Um deles é a regulação. “Há em Portugal uma tendência para fazer o gold-plating [excesso de transposição na legislação europeia]”, afirma Luís Gomes. Segundo o estudo, o enquadramento jurídico para a indústria química em Portugal compara mal com o de países europeus com que concorre, “o que inviabiliza novos investimentos e põe em risco a permanência de sites estratégicos instalados há décadas“. O presidente da APQuímica dá como exemplo o facto de uma empresa que avance com um pedido de licenciamento ter de esperar que esse processo esteja concluído antes de poder avançar com outro.

A defesa dos clusters críticos é também uma das prioridades. O Industry Chemicals Industry Plan, lançado pela Comissão Europeia em julho, recomenda que se identifiquem sites críticos que é necessário manter na Europa. Em Portugal, a indústria está concentrada em Estarreja, Sines, na região de Lisboa e na Península de Setúbal.
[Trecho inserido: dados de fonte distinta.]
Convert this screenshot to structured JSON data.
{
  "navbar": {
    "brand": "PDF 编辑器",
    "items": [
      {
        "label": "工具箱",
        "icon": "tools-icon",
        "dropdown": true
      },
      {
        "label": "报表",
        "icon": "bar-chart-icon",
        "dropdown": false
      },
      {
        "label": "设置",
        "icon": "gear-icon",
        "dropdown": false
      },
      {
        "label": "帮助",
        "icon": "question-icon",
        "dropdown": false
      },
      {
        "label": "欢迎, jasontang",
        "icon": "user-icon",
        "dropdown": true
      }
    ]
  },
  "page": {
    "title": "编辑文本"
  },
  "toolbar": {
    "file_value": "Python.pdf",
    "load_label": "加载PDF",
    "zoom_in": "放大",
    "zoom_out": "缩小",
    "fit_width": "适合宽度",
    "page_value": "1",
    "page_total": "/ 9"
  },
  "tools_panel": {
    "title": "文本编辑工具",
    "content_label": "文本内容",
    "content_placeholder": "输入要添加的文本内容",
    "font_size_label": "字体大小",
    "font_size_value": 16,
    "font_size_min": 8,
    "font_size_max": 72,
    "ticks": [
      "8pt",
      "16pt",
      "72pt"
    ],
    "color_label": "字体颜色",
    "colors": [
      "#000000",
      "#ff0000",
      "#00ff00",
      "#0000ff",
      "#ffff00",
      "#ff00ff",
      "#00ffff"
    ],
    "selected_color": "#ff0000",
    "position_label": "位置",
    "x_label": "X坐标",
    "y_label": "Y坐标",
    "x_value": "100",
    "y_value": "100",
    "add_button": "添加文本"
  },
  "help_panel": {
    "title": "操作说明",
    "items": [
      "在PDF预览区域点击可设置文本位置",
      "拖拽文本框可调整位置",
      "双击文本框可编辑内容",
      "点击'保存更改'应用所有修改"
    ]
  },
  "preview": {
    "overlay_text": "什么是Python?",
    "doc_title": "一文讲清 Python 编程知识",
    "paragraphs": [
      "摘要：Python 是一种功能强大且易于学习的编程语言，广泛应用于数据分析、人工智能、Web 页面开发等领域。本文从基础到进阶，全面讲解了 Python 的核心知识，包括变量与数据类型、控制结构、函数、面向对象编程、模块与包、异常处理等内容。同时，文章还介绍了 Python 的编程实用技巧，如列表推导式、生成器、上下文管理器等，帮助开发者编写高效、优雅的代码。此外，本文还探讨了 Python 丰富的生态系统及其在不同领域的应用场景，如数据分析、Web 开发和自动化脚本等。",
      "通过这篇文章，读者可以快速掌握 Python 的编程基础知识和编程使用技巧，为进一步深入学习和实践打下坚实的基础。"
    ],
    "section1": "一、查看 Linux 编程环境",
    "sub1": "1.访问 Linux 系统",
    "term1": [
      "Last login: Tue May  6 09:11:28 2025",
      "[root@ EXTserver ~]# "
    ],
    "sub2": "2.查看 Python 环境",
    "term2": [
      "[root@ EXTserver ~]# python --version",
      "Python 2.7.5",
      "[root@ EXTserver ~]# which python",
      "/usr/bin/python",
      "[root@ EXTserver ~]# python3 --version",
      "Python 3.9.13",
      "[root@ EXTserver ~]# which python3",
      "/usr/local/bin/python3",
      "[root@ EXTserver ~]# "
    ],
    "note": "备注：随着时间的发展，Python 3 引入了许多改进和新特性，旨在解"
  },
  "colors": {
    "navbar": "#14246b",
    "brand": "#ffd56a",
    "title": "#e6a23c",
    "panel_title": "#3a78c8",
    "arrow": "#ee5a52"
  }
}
Se alguns desses sites fecharem é o conjunto destes clusters que fica em causa, porque as empresas funcionam em rede e produzem subprodutos que são utilizados por outras empresas.

Luís Gomes

Presidente da APQuímica

“É muito importante que esta recomendação tenha uma tradução nacional em Portugal e se mantenham estes clusters”, sublinha Luís Gomes. “Se alguns desses sites fecharem é o conjunto destes clusters que fica em causa, porque as empresas funcionam em rede e produzem subprodutos que são utilizados por outras empresas”, acrescenta.

Para sublinhar a importância de manter um setor químico forte, o presidente da APQuímica assinalou que foi a presença de empresas de fabrico de gases medicinais em Portugal que garantiu o fornecimento para os hospitais durante a pandemia de covid-19.
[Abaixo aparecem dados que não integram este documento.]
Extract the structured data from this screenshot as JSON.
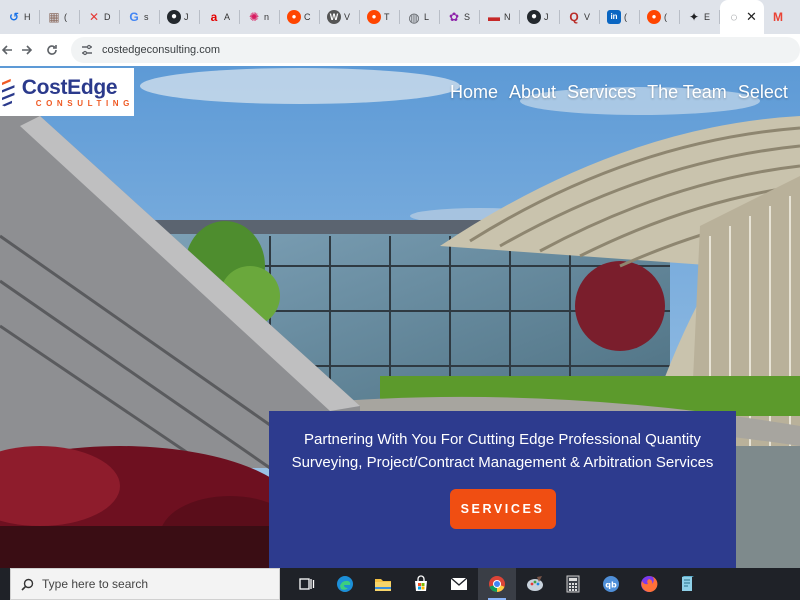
{
  "browser": {
    "tabs": [
      {
        "title": "H",
        "icon": "history-icon",
        "color": "#1a73e8",
        "glyph": "↺"
      },
      {
        "title": "(",
        "icon": "gallery-icon",
        "color": "#8d6e63",
        "glyph": "▦"
      },
      {
        "title": "D",
        "icon": "x-icon",
        "color": "#e53935",
        "glyph": "✕"
      },
      {
        "title": "s",
        "icon": "google-icon",
        "color": "#4285f4",
        "glyph": "G"
      },
      {
        "title": "J",
        "icon": "github-icon",
        "color": "#24292e",
        "glyph": "●"
      },
      {
        "title": "A",
        "icon": "airtel-icon",
        "color": "#e40000",
        "glyph": "a"
      },
      {
        "title": "n",
        "icon": "react-icon",
        "color": "#d81b60",
        "glyph": "✺"
      },
      {
        "title": "C",
        "icon": "reddit-icon",
        "color": "#ff4500",
        "glyph": "●"
      },
      {
        "title": "V",
        "icon": "wordpress-icon",
        "color": "#555555",
        "glyph": "W"
      },
      {
        "title": "T",
        "icon": "reddit-icon",
        "color": "#ff4500",
        "glyph": "●"
      },
      {
        "title": "L",
        "icon": "globe-icon",
        "color": "#5f6368",
        "glyph": "◍"
      },
      {
        "title": "S",
        "icon": "app-icon",
        "color": "#8e24aa",
        "glyph": "✿"
      },
      {
        "title": "N",
        "icon": "flag-icon",
        "color": "#c62828",
        "glyph": "▬"
      },
      {
        "title": "J",
        "icon": "github-icon",
        "color": "#24292e",
        "glyph": "●"
      },
      {
        "title": "V",
        "icon": "quora-icon",
        "color": "#b92b27",
        "glyph": "Q"
      },
      {
        "title": "(",
        "icon": "linkedin-icon",
        "color": "#0a66c2",
        "glyph": "in"
      },
      {
        "title": "(",
        "icon": "reddit-icon",
        "color": "#ff4500",
        "glyph": "●"
      },
      {
        "title": "E",
        "icon": "compass-icon",
        "color": "#202124",
        "glyph": "✦"
      },
      {
        "title": "C",
        "icon": "generic-tab-icon",
        "color": "#5f6368",
        "glyph": "◌"
      }
    ],
    "close_glyph": "✕",
    "gmail_glyph": "M",
    "address": "costedgeconsulting.com"
  },
  "site": {
    "logo": {
      "name": "CostEdge",
      "tagline": "CONSULTING"
    },
    "nav": [
      "Home",
      "About",
      "Services",
      "The Team",
      "Select"
    ],
    "cta": {
      "text": "Partnering With You For Cutting Edge Professional Quantity Surveying, Project/Contract Management & Arbitration Services",
      "button": "SERVICES"
    }
  },
  "taskbar": {
    "search_placeholder": "Type here to search",
    "apps": [
      "task-view-icon",
      "edge-icon",
      "file-explorer-icon",
      "store-icon",
      "mail-icon",
      "chrome-icon",
      "paint-icon",
      "calculator-icon",
      "qbittorrent-icon",
      "firefox-icon",
      "notepad-icon"
    ]
  },
  "colors": {
    "brand_blue": "#2d3b8e",
    "brand_orange": "#f04e12"
  }
}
O quarto desafio prioritário identificado pelo estudo é a escassez de recursos humanos qualificados. “Conseguir eletricistas, soldadores, tubistas e técnicos de instrumentação é um terror. São altamente especializados, bem pagos, mas não se conseguem encontrar. Temos de reproduzir para o ensino técnico-profissional o que conseguimos no ensino universitário”, apelou Luís Gomes.

Ainda na formação, a APQuímica tem há 15 anos um protocolo com a Fundação para a Ciência e Tecnologia para doutoramentos em ambiente industrial, que com a extinção daquela entidade ficou “num limbo”. O programa, de nome EngiQ, já formou cerca de 90 doutorados, tendo mais de 80 ficado a trabalhar na indústria em Portugal. “Se um programa destes não é apoiado não sei o que apoiado”, desabafa Luís Gomes.

A indústria química portuguesa gerou um volume de negócios de 16,9 mil milhões de euros em 2023, ano em que foi responsável por 12,8% do total de exportações nacionais de bens, assegurou 52 mil empregos diretos e indiretos e investiu 1,1 mil milhões de euros.